Well, the cornfield into which we plunged also happened to be home to billions of well-developed, ripe-for-traveling huizapoles (very prickly burrs) with which we were soon covered head to foot.

At last we got through the cursed cornfield and stopped under a huge ficus tree to pick the burrs off one another. After removing a million or so huizapoles from our clothing, we pushed our way into thick maleza (bush) higher than our heads. “Yeow, uña de gato!” I heard someone yell up ahead. This is cat’s claw, just about the nastiest form of thorn you can find anywhere, as it is designed to grab you as you pass by and then tear your skin to shreds. We now had to proceed with great caution.

It was around about this point that our guide, Noé, son of our host at Rancho el Zapote, was forced to start swinging a machete in order to advance, further reducing our forward speed to that of a procession of turtoises.

At last, dripping with sweat, well scratched by cat’s claw and covered with a new set of burrs, we arrived at the cave entrance. A crawl of four meters took us into a room so thickly decorated with stalactites, stalagmites and draperies that several hours of photography went by in what seemed like minutes. By the time the last of us crawled out into the sunlight, everyone else in the party was either sleeping or eating.

The route that we had followed to get to the cave had been so unpleasant that we all breathed a sigh of relief when our guide Noé suggested we take a more direct and hopefully easier route back down the mountain.
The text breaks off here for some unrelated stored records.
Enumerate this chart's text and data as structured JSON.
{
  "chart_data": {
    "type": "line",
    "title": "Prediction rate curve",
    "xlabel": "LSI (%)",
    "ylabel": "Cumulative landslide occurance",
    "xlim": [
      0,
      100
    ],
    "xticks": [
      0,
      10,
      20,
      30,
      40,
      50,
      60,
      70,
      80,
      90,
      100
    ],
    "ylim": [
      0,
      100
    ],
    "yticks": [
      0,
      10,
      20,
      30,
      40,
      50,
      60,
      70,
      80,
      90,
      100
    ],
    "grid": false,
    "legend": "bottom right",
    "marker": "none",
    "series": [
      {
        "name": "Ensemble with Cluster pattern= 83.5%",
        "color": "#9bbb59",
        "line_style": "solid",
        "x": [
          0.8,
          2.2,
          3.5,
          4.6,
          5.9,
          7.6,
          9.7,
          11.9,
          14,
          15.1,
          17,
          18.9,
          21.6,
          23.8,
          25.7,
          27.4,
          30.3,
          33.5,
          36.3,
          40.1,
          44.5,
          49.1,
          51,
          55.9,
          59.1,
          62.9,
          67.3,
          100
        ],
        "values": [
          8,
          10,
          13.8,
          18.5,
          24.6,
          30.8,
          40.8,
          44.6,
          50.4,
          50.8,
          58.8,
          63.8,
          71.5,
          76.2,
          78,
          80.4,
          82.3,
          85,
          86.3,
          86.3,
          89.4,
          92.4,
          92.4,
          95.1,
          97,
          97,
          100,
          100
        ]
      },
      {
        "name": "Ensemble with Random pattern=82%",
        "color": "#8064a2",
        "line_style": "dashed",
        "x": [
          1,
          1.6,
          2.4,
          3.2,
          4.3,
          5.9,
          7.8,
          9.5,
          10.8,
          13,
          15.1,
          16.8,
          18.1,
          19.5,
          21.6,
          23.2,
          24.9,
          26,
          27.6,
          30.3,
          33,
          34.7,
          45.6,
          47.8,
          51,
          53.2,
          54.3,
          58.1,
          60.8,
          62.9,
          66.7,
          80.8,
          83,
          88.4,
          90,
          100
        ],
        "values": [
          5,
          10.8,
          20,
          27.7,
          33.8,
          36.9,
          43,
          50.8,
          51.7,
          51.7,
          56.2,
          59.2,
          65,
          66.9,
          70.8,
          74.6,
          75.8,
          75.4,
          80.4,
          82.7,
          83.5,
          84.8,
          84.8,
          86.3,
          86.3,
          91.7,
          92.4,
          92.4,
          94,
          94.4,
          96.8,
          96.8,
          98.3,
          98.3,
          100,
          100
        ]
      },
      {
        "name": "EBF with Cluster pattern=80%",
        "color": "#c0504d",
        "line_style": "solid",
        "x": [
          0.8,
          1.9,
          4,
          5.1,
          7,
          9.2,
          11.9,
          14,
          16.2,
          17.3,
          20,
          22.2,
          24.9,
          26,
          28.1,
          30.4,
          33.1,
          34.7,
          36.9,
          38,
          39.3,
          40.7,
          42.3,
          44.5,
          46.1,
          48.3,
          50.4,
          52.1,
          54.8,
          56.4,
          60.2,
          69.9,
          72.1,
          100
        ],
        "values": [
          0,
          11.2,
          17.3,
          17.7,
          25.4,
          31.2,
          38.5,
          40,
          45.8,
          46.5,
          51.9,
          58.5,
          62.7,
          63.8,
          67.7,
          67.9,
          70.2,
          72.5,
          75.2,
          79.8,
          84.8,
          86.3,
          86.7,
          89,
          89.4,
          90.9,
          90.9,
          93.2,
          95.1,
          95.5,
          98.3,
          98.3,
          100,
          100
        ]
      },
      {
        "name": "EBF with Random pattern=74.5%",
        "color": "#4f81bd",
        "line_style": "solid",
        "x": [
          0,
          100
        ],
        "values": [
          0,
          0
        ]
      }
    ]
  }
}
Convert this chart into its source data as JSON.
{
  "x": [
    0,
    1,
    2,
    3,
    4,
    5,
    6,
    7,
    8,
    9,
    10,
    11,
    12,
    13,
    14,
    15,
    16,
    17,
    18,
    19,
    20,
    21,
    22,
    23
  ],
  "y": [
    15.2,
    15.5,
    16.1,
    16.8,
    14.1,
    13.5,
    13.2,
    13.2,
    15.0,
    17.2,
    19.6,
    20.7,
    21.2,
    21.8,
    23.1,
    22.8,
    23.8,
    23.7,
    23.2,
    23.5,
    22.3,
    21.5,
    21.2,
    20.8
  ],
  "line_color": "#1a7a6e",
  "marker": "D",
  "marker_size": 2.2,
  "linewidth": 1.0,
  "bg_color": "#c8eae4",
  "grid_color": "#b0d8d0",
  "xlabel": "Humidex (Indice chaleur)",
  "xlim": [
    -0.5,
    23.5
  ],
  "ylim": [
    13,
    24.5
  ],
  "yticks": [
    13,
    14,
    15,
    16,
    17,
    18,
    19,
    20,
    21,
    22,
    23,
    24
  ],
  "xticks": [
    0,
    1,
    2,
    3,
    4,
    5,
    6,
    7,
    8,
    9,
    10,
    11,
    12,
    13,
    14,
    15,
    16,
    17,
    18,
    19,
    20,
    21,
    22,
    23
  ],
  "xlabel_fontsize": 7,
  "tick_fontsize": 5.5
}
And easier it was, at the beginning, with very little vegetation between well-separated outcrops of limestone. However, as the hillside grew steeper and the bush grew thicker, our old friends the burrs and cat’s claw reappeared and once again the machete was absolutely necessary for making the slightest progress. Following this route, however, we had a whole new problem to deal with: the limestone had turned into heaps of sharply pointed rocky rubble, which, like chunks of lava, were delicately piled one atop the other, offering the most treacherous footing imaginable.

We soon reached the point where we had only two hours left to get back to our truck before nightfall and at least a kilometer of nearly impenetrable bush to hack our way through. To make things worse, one member of our group, biologist Ivan Ahumada, was under attack from some sort of bug and suffering from all those unspeakable intestinal terrors usually reserved only for foreigners in Mexico.

At last we tore ourselves away from that enticing hole and once again resumed our grim assault on the unforgiving mountainside. Dripping with sweat, disentangling ourselves from thorn bushes and dreaded cat’s claw, scratching the red welts which had suddenly appeared on our skin, teetering on unstable chunks of rock, we inched our way downward.

Several times, we were on the brink of mutiny: “It will take us a year to get down this way; we have to go back up to the cave and return the way we came,” cried some voices. Noé, however, kept chopping away calmly and, lo and behold, one hour before sunset, we spotted the infamous huizapol cornfield! But now, Oh, how friendly and inviting it looked!

To make a long story short, we were soon back on our beloved trail and reached our truck with several minutes of daylight to spare. Was it worth it? Yes, indeed! In all my 27 years of exploring Jalisco’s caves, I haven’t seen another with so many beautiful decorations. So, wearing proper burr-and-thorn-proof clothes, I’d be ready to go back anytime!